"Les Français ont un vrai problème culturel avec l'économie", selon l'économiste Christophe Brochard (INTERVIEW)
Publié le 2017-08-26 à 19:15 | french.xinhuanet.com
PARIS, 26 août (Xinhua) -- Dans un entretien accordé à Xinhua, l'économiste français Christophe Brochard affirme qu'au-delà "des freins à la croissance que sont un coût du travail élevé, une fiscalité décourageante, toutes sortes d'obstacles législatifs et réglementaires et un chômage de masse", "l'écosystème français est culturellement défavorable à l'économie", l'Hexagone recelant pourtant d'"incroyables atouts".
"La zone euro, y compris la France, bénéficie depuis deux ans environ de conditions économiques extraordinairement bonnes : des taux d'intérêts à 0%, un euro en forte baisse face au dollar, et un prix du pétrole durablement réduit. 'L'alignement des planètes', comme l'appellent les analystes du monde entier. Or, si la France connaît une embellie économique, dans une telle configuration, pour dire les choses simplement, la croissance devrait s'élever à 4%, non à 2%", estime l'économiste, chargé de cours en master de gestion de patrimoine à l'Université de Strasbourg.
De là à conclure, comme on l'entend souvent, que la France est "irréformable", il n'y a qu'un pas, que Christophe Brochard ne franchit cependant pas.
"Les Français ont un vrai problème culturel avec l'économie. Selon moi, le mal principal de la France aujourd'hui, tant au niveau de sa classe politique que dans la population, c'est que le travail dans son ensemble est complètement déconsidéré. On observe par ailleurs à tous les étages une très large suspicion, souvent idéologique, à l'égard du privé et de l'entreprise", considère-t-il.
"D'autre part, on dresse les salariés et les entrepreneurs les uns contre les autres, comme si on avait perdu le sens de l'intérêt public, y compris dans la fonction publique qui a tendance à fonctionner en vase clos. Des corps intermédiaires, qui sont très puissants, défendent leur pré carré et n'ont pas intérêt à ce qu'on réforme quoi que soit", poursuit-il.
"A cause des charges qui pèsent en France sur les salaires, le coût total du travail est l'un des plus élevés de l'OCDE. Dans le même temps, le salaire net est parmi les plus faibles. Et les sociétés françaises figurent parmi celles qui sont les moins rentables en Europe. Or, tout le monde est pénalisé par le poids de l'Etat qui prélève 60% du PIB. Certes, une part est redistribuée, mais la gestion de l'argent public doit être analysée et l'efficacité des politiques publiques examinée au plus près", développe l'économiste.
Interrogé sur la "révolution culturelle" promise par le président Emmanuel Macron et les mesures phares de sa politique économique, Christophe Brochard se montre perplexe. "Comment peut-on relancer la croissance en augmentant la CSG (contribution sociale généralisée) de 20 milliards ?", répond l'économiste.

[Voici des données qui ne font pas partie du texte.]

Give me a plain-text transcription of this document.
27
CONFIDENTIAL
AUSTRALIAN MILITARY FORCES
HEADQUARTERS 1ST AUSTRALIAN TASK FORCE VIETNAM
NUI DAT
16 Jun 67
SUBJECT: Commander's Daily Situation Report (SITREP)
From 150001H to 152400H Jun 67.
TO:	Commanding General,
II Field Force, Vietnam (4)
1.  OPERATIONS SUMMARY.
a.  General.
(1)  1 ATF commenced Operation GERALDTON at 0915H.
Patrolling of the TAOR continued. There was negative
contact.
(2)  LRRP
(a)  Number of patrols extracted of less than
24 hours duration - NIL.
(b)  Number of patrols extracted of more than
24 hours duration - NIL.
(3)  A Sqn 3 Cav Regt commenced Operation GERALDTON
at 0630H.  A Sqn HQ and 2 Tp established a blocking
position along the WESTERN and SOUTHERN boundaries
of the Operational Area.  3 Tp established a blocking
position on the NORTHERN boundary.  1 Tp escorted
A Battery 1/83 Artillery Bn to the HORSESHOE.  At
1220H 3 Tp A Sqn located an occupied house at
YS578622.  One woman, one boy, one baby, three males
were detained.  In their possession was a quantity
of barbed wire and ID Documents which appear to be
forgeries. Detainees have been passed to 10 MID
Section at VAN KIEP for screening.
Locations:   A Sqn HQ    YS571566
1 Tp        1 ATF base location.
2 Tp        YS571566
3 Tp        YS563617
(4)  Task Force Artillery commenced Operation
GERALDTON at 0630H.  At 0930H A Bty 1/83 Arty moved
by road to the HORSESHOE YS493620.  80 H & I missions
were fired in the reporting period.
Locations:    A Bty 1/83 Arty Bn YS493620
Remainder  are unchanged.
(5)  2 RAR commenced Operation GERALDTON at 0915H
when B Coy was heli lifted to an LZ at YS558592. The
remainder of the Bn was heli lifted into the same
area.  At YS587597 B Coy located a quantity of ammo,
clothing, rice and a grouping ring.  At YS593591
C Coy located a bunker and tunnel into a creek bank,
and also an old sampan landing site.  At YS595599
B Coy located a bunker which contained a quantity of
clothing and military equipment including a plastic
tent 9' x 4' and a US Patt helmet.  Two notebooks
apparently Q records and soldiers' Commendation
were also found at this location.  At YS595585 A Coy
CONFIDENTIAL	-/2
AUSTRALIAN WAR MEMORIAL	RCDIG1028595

La CSG est un impôt destiné à participer au financement de la protection sociale, prélevé sur l'ensemble des revenus des personnes résidant en France. Elle concerne les revenus d'activité (salaires, primes et indemnités diverses), les revenus de remplacement (pensions de retraite, allocations chômage, indemnités journalières...), les revenus du patrimoine (revenus fonciers, rentes viagères...), les revenus de placement (revenus mobiliers, plus-values immobilières...), les sommes engagées ou redistribuées par les jeux.
Initialement fixé à 1,1%, son taux est passé à 2,4% en 1993, à 3,4% en 1996 et à 7,5% en 1998. Dans un communiqué diffusé mercredi, confirmant une information dévoilée par le journal Les Echos, le gouvernement a reconnu que la suppression partielle des cotisations sociales salariales et leur transfert vers la CSG, prévue pour être intégralement mise en oeuvre le 1er janvier 2018, devrait se faire en deux fois.
Après l'exonération de la taxe d'habitation, c'est une deuxième promesse emblématique du candidat Macron qui va être étalée dans le temps. A quelques jours de la rentrée, le report à l'automne 2018 d'une partie des gains de pouvoir d'achat promis par M. Macron aux salariés pendant la campagne n'apparaît pas comme un signal très positif aux yeux des économistes de l'Hexagone.